Pay TV drives European recovery

Ad-funded groups fare worst in downturn

LONDON — Private television channels across Europe weathered the economic crisis better in 2009 than in 2008, thanks to upbeat or solid performances from pay TV operators, who propped up overall results for the commercial broadcast sector.

Analysis of financial figures by the European Audiovisual Observatory show that those companies with diversified operations that did not solely rely on advertising did best last year.

The revenues of the 12 main private European television groups — which operate a total of 534 channels — fell by 1.9% in 2009 compared with a 3% drop in 2008.

Net aggregate profits last year for the group was E1.5 billion ($2 billion), compared with net losses of E1.2 billion ($1.6 billion) in 2008.

Seven of the companies have activities across channels and distribution platforms and most are involved in program production.
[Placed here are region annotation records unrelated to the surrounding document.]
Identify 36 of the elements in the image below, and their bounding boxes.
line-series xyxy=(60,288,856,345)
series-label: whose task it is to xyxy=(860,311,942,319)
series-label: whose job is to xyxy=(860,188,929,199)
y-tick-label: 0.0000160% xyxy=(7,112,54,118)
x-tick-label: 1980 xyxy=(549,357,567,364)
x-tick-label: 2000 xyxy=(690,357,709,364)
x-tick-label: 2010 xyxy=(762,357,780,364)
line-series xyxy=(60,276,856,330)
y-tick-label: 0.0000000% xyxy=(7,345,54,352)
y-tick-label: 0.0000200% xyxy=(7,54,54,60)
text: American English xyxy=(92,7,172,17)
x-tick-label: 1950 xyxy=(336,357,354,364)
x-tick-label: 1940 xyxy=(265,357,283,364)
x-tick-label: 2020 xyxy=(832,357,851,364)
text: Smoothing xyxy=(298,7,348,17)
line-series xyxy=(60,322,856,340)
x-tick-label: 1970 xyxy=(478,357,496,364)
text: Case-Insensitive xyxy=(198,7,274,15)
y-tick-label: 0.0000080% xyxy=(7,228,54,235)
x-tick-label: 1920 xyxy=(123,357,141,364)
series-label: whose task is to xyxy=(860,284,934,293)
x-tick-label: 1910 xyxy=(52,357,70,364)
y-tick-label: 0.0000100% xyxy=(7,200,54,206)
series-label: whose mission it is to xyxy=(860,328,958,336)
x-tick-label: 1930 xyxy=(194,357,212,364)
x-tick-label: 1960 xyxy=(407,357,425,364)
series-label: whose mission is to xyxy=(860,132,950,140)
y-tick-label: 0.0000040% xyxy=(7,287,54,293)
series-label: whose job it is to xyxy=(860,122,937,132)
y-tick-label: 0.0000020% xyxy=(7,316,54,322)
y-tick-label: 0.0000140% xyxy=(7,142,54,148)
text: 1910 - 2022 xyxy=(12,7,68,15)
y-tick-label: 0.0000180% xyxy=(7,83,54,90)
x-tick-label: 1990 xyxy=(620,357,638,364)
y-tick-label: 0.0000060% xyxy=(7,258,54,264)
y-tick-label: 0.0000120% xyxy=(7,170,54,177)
It was the results from those seven that were not totally reliant on advertising that kept the overall figures up.

Britain’s BSkyB had the best year, posting revenue growth of nearly 20% up from E5.2 billion ($6.9 billion) in 2008 to E6.2 billion ($8.3 billion) in 2009, while revenues at the France’s Canal Plus group stagnated at E4.5 billion ($6 billion) and Germany’s Sky Deutschland declined by 4% from E941 million to E901 million ($1.26 billion to $1.2 billion).

Advertisement-dependant groups had worse financial returns: Ron Lauder’s Central European Media Enterprises, which runs 21 channels in Central and Eastern Europe, recorded a drop in revenue of 31%, Spain’s Prisa 18% and Germany’s ProSiebenSat 1 9.6%.

Net operating results show a slightly different picture, reflecting damage limitation moves by the television companies.

Canal Plus recorded a 14.8% rise in operating profits to E652 million ($874 million) helped by cost cutting, savings from mergers, increased advertising and increased subscriptions at home and abroad, which rose from 12 million to 12.5 million.

The analysis by the Strasbourg, France-based European Union body, showed that those television groups that had diversified holdings that generated revenue from sources other than advertising, fared best.

“The diversification of activities is certainly one of the most important factors for weathering the crisis,” the Observatory said.

“This enabled BSkyB to increase its revenue whereas those groups completely or mostly dependent on advertising have generally recorded significant declines. This explains why groups that have historically had a strong presence in the advertising market, such as Mediaset and ProSiebenSat. 1 Media are trying to strengthen their position in the pay TV market.”